In the spring and summer, many flowers provide pollen to bees. But sometimes, early in the season, the pollen production comes in stops and starts. And as any parent knows, you have to feed the kids every day, no matter what. Bees will adjust (downward) the amount of brood they are raising to match the current availability of pollen. You want them to raise as much brood as possible, because more bees means more workers to help get the hive fully established and squared away before winter. To even out, and even slightly boost, the amount of pollen available for the brood, some beekeepers add a small amount of pollen patty to a new colony.

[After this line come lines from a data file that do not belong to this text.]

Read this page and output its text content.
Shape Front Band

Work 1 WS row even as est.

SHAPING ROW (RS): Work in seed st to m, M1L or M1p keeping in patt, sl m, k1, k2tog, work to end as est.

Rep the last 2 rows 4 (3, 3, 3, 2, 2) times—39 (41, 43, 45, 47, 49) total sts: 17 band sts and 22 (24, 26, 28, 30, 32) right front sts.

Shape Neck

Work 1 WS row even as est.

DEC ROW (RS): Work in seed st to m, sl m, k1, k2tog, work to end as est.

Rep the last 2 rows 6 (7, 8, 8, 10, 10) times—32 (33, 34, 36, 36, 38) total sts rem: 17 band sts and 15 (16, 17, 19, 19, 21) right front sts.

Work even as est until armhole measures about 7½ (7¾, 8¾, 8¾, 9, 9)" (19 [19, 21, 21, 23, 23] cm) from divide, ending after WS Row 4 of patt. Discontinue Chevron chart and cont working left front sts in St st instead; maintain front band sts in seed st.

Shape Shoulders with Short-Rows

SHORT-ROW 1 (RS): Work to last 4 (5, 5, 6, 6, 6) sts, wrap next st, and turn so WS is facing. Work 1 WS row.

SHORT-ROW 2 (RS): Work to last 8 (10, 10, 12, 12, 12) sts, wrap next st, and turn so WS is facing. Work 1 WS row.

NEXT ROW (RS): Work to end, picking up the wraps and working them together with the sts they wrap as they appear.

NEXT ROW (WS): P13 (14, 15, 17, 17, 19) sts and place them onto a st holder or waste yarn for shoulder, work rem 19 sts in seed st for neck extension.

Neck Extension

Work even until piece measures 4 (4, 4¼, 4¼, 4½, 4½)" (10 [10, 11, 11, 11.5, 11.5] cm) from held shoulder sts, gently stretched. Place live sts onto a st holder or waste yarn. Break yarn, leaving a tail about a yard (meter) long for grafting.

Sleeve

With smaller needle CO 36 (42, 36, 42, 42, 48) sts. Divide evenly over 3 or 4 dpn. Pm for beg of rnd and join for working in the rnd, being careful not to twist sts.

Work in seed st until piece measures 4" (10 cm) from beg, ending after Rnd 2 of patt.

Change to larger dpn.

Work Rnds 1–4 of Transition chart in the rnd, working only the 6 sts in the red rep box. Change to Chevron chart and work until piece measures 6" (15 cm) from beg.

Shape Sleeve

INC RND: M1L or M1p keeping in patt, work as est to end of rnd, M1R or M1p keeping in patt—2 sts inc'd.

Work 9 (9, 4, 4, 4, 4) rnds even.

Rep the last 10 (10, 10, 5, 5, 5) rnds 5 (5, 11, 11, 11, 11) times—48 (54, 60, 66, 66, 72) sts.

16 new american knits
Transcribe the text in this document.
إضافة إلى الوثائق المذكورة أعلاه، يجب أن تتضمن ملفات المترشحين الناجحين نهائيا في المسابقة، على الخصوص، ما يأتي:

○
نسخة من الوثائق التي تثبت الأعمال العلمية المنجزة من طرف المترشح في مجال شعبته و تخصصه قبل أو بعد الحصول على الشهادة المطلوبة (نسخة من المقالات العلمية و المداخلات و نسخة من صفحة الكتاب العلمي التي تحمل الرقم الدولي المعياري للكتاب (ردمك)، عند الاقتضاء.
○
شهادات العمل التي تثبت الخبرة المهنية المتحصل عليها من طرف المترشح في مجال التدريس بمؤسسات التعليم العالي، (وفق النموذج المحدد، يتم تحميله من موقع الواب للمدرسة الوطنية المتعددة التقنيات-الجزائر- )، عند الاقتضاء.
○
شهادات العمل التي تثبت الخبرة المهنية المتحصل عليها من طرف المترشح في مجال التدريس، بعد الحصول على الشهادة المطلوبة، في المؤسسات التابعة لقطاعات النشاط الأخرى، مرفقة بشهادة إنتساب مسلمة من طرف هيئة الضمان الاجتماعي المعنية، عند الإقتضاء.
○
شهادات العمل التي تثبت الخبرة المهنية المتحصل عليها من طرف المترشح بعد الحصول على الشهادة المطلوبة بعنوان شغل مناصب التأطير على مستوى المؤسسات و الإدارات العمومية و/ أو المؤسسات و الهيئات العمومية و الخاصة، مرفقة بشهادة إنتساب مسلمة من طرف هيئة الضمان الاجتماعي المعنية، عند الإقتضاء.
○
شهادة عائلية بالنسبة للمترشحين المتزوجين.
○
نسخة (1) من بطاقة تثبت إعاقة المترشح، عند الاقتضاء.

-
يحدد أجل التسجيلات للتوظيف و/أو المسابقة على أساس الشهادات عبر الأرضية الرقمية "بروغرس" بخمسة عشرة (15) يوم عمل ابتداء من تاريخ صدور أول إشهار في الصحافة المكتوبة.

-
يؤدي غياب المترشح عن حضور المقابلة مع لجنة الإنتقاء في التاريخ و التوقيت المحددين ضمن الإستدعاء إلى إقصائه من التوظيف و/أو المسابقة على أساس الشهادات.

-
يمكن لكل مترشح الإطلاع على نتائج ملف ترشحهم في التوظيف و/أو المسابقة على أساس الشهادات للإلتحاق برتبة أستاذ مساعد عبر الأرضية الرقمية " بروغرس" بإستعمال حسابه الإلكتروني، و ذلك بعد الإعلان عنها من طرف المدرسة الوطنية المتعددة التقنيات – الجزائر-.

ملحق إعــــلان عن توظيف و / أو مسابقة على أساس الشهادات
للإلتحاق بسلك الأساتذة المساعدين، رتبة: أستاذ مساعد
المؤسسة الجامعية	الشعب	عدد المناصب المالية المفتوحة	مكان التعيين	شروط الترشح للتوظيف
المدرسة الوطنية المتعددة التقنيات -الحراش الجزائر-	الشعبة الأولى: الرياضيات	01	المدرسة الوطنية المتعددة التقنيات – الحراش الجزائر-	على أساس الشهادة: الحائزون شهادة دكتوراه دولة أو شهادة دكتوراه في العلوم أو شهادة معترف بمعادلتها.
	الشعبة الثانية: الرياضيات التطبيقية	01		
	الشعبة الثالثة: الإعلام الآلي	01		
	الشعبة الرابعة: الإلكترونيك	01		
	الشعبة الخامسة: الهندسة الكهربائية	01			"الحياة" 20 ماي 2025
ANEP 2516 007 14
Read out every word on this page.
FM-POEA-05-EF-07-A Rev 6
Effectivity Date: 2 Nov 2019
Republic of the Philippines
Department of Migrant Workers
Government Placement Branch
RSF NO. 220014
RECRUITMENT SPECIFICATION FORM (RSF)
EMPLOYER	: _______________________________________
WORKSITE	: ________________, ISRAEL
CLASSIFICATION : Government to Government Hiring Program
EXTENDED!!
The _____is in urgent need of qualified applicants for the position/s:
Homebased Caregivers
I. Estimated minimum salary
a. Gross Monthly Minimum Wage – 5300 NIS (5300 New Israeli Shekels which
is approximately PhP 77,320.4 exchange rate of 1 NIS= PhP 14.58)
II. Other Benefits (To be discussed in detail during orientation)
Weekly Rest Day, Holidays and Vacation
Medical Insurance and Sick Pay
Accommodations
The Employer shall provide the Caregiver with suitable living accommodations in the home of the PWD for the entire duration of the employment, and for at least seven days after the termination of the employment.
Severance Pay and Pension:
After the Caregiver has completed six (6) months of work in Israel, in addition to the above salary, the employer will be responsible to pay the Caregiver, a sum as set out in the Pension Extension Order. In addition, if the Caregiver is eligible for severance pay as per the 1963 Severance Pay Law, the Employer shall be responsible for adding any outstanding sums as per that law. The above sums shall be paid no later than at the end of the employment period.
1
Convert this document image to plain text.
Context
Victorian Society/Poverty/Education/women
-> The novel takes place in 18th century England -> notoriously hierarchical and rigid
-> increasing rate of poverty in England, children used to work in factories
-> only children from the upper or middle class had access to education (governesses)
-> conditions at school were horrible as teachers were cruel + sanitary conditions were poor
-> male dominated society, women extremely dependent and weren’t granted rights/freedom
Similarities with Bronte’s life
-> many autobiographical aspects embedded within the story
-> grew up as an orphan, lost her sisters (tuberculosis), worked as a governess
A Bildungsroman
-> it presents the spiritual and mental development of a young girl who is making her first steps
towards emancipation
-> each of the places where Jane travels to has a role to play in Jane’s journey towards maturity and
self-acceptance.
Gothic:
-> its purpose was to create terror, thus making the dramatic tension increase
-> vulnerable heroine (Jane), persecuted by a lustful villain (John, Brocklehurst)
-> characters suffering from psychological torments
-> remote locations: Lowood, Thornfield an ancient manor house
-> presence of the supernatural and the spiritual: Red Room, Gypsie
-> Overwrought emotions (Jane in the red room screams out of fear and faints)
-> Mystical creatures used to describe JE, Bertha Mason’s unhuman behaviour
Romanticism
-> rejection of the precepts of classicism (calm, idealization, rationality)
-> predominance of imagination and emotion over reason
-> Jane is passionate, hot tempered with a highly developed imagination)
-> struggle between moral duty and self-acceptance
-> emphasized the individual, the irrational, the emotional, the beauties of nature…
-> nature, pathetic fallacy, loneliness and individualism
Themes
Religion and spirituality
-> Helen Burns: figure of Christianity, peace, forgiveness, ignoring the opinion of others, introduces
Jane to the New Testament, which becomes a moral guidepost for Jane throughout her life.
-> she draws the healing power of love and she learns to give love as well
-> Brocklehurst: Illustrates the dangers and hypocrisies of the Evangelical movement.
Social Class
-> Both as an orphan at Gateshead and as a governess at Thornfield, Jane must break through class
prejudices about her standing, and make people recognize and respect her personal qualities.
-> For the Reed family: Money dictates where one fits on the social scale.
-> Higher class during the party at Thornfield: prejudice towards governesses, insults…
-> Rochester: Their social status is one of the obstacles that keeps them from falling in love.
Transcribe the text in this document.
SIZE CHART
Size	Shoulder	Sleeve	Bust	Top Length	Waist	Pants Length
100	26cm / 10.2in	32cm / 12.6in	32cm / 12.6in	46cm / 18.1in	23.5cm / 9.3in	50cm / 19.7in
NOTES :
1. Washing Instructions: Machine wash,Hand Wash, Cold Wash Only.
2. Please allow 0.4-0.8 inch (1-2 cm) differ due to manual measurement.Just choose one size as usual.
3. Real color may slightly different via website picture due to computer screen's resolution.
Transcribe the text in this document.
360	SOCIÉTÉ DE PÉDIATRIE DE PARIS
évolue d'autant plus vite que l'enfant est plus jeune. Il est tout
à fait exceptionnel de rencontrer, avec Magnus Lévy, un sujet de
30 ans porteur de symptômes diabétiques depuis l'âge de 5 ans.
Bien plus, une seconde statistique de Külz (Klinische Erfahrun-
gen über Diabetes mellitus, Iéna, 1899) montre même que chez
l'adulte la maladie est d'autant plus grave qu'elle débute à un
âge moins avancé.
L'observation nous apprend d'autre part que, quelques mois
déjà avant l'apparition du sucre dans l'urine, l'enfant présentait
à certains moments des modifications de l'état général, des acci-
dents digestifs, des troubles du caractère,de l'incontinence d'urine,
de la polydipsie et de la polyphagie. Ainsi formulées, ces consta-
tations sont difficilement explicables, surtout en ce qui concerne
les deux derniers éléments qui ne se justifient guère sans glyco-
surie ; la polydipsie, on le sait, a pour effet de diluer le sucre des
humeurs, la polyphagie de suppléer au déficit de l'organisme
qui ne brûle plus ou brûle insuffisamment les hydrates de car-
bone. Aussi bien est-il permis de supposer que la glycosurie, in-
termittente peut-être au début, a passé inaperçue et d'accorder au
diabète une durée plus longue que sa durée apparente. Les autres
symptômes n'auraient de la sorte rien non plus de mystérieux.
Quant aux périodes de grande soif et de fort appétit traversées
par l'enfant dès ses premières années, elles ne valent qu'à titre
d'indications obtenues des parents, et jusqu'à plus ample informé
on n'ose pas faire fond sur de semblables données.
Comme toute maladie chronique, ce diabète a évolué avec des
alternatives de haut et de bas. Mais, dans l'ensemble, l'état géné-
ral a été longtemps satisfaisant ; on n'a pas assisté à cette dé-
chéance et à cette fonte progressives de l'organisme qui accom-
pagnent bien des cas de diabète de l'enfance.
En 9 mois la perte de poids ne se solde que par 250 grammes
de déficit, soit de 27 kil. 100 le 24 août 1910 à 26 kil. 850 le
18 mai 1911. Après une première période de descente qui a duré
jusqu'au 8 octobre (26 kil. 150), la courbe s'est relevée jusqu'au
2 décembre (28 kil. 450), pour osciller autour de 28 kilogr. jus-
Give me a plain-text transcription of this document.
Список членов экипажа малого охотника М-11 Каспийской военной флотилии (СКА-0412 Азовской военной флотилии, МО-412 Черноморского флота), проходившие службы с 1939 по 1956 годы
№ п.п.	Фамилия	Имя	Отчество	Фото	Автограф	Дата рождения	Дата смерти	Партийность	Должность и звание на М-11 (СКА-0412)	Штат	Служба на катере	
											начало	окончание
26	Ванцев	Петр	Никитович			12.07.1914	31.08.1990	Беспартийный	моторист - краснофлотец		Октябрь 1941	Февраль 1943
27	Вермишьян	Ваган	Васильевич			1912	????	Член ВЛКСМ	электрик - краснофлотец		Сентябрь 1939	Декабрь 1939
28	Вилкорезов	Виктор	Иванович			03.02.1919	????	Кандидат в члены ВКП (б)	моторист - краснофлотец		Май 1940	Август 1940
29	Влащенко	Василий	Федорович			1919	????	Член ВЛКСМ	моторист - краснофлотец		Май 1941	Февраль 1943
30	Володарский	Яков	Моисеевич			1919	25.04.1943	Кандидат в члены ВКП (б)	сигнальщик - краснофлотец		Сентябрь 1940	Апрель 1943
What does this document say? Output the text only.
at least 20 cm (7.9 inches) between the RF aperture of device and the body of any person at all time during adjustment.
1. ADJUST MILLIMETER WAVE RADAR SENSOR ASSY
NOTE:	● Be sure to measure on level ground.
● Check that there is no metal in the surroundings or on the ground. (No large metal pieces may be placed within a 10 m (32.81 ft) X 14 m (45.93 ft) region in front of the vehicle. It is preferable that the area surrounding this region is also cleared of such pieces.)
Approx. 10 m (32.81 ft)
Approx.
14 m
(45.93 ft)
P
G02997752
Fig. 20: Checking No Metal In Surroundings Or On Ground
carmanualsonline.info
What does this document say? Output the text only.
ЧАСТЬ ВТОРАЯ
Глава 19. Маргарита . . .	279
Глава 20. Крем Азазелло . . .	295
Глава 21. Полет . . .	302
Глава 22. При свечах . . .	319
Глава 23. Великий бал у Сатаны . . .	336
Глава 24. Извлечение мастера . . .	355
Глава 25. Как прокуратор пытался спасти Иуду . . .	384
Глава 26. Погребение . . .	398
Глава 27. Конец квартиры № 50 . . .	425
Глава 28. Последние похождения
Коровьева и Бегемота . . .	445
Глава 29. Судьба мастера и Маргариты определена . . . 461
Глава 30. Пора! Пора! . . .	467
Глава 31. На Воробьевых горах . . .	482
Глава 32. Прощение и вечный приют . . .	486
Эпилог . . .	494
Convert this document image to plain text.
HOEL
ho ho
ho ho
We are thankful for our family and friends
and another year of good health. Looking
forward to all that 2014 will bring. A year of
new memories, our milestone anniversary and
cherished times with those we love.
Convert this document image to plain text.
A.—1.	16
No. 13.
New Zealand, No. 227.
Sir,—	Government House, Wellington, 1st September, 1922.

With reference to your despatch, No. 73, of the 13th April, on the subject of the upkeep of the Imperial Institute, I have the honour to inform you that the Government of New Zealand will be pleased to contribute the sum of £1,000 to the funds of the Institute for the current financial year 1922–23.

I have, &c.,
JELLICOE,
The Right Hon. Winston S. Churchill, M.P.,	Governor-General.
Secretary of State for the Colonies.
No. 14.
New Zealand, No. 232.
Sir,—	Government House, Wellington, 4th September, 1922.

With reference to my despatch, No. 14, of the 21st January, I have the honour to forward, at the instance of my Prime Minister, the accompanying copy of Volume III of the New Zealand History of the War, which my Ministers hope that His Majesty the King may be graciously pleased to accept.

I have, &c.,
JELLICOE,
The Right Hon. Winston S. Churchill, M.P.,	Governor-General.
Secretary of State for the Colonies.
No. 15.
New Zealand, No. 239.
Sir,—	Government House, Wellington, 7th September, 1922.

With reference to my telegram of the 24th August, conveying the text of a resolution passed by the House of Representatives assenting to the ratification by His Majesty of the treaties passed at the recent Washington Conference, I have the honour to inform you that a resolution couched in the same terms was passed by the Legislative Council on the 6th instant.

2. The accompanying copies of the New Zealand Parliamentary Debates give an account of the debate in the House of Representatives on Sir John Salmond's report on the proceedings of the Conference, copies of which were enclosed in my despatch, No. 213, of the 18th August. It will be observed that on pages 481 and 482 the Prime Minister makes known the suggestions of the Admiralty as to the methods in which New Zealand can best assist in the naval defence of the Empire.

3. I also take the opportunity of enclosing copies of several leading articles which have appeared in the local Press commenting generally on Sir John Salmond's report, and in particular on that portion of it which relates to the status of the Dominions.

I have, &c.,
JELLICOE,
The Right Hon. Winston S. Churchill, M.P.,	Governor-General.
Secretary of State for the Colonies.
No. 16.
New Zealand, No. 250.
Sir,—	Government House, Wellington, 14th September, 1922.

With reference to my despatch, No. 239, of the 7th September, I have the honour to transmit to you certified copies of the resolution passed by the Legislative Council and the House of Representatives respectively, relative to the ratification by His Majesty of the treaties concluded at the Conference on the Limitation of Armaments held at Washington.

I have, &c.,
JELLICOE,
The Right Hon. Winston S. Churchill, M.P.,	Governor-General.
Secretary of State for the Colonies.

This comes with a little risk, however. More brood raised today means more bees in just a few weeks. And too many bees inside a hive, without enough comb already drawn, can equal an overcrowded hive. This is particularly true if you are starting with a nuc which is arriving with five to eight thousand baby bees already “in process.” Overcrowding can lead to swarming. If you are confident you would recognize the early signs of an overcrowded hive in time to take action, then it may be worth the risk. But if you are just starting out, it may be better to just “go with the flow” of natural pollen, literally. While you might still have such a natural excess of pollen that the hive becomes overcrowded, at least you won’t be the cause of the problem. You will have other opportunities in future years to experiment with super-charging a hive.

If you have pollen patty that you decide not to use, or a surplus, it can be carefully overwrapped and stored in the freezer until next spring. Your bees will be eager to feast on it then.